EVIL POT DRUGGIES NEXT TO THE SCHOOL MY PRECIOUS SNOWFLAKE ATTENDS!!!!

WON'T SOMEONE PLEASE, OH PLEASE, THINK OF THE GODDAMNED MOTHERFUCKING CHILDREN?!?!?!?!
15
@12: thanks for providing a reality check to @9's ignorance. Not that it will do much as far as I can tell. The almost willful, intentional misinformation of the the no on 502 medical folks would be comical if it wasn't so potentially damaging.
16
It seems reasonable until you look at a map and realize there isn't a single place in the city that isn't 1000 feet from a school, playground, daycare, or anywhere else kids congregate. I'd bet cash money that every single pot dispensary in existence got one of these letters telling them to get out of a school zone. 1000 feet is pretty far, it's not like these dispensaries are opening up across the street from schools.
17
@16 is that true? What do the maps look like?
18
I don't know, pot dispensary owners seem to love drunk driving. It's probably best they stay in industrial areas.
19
When I lived in Paris back before half of you were born, there was a street in my neighborhood that was chicks-with-dicks hooker central. Every weekday at, I forget, five PM or something -- just before the elementary school on that street* let out -- a couple of female cops would herd all of the hookers into a café 100 feet higher up the street** for a coffee and cigarette break while the youngsters made their way home. Fifteen minutes later, it was back to business as usual. Given that "passive" hooking was technically legal (and tolerated in practice) at the time, it seemed like a pretty reasonable solution.

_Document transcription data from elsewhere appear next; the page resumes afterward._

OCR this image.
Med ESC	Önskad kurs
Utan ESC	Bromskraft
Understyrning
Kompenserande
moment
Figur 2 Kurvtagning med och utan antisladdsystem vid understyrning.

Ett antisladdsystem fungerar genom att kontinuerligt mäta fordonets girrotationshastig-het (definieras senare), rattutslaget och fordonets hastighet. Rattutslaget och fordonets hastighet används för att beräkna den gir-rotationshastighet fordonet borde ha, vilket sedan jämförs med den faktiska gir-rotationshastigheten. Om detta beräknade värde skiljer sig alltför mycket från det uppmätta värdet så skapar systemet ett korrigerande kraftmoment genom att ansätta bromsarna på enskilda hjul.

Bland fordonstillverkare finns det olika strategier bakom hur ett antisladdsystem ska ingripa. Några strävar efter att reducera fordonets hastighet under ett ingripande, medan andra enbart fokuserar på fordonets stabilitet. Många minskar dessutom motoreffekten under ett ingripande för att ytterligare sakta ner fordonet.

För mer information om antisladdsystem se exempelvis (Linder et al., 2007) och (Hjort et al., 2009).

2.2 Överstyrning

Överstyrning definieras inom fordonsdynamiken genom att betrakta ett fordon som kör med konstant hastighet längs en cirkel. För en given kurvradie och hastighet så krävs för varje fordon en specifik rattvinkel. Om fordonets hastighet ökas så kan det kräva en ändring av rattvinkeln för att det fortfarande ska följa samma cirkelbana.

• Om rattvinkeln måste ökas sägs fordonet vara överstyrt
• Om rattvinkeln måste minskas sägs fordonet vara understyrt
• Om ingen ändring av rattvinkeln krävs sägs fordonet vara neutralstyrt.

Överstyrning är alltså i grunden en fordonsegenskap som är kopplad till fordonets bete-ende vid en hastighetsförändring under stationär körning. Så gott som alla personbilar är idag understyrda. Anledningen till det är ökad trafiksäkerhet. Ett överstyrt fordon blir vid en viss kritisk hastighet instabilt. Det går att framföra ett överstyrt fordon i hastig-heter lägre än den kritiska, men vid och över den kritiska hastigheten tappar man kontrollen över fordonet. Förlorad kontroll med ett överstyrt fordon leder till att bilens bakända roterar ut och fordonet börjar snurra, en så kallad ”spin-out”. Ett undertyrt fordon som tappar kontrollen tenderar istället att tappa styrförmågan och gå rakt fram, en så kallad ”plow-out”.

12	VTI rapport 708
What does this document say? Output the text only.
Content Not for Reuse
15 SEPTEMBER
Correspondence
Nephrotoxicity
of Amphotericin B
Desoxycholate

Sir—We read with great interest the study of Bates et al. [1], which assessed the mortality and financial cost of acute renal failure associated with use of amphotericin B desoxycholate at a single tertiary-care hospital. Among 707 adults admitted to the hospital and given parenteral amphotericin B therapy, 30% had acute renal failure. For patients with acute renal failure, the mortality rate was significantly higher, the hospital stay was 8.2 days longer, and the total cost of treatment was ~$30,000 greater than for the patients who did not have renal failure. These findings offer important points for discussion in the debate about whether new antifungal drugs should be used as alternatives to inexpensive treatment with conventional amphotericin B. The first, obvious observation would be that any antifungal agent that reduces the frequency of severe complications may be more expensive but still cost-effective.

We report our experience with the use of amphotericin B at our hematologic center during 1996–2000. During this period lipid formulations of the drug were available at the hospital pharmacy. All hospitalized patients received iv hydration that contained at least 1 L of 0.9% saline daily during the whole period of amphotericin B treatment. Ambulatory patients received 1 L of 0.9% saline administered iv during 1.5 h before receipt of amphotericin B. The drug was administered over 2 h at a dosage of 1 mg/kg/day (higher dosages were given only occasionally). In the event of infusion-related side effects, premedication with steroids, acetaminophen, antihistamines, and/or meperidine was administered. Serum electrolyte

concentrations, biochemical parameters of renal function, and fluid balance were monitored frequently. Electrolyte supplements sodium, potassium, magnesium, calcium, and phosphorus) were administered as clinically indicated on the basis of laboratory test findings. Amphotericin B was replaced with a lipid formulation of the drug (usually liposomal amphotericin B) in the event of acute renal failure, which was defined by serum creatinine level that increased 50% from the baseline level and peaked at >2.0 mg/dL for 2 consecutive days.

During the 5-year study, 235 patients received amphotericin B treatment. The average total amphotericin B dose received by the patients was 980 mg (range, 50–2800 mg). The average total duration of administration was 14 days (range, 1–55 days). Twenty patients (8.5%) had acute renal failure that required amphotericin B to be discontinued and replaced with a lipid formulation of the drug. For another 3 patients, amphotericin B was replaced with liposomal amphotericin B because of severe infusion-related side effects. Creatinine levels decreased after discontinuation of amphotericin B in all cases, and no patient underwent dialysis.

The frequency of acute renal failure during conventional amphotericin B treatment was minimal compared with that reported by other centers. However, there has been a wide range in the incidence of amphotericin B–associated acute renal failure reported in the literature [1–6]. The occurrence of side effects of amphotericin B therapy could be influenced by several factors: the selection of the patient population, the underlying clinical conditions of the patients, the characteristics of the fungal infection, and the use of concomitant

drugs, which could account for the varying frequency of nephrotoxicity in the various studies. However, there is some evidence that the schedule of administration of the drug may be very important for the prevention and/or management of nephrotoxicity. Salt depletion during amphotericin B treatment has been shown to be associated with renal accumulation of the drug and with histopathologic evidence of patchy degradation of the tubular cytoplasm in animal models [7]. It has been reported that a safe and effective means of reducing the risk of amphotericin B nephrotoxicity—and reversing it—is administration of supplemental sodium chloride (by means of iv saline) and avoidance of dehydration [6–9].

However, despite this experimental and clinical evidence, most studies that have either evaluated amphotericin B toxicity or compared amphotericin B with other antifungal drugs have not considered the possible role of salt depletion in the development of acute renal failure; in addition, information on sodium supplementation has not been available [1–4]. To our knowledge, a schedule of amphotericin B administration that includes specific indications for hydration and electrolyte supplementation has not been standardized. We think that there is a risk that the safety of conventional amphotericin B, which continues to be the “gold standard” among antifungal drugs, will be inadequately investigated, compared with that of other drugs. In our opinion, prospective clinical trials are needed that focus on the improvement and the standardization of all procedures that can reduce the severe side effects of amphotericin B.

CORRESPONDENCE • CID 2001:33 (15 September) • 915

Anyway, I thought it might be possible to just order dispensaries in "school zones" to be closed, or be by appointment only, when schoolkids are likely to be walking past, but maybe our school schedules aren't regimented, uniform, and predictable enough for that to be practical. (Are there still after-school activities in Seattle public schools, or have they been Eymanned out?) Still, it might be worth looking into.

*Here's the school: http://goo.gl/maps/dluNH

**Here's what I think used to be the café: http://goo.gl/maps/OgUEz (It's a home decor store now.) You can see the school just down the street, with the French flag in front.
20
Wait, you mean kids will see sick people going to pick up their medicine? Oh goodness, what a horrible example. And yes, how generous and restrained of the DEA, it's so nice of them to pick arbitrary standards and only threaten those legitimate businesses, because their contempt for federalism is way deeper than that, but they haven't locked up every dispensary owner in the state, so they're being pretty nice, right? God bless them for letting the people of this state have any notion at all that they have some say in how they're governed.
21
Good, shut them all down. Karma and so on.
22
@16 Really? The headline reads 23 dispensaries got the letter and my cursory look at THCFinder.com seems to list many times that many in "Seattle" (110 listings, although I did notice some were outside the city limits).

I can't fathom how anyone with half their synapses still firing properly can think that even quasi-legal status could be maintained inside of school zero tolerance zones. It may be a bullshit requirement, but it is the cost of respectability and legality.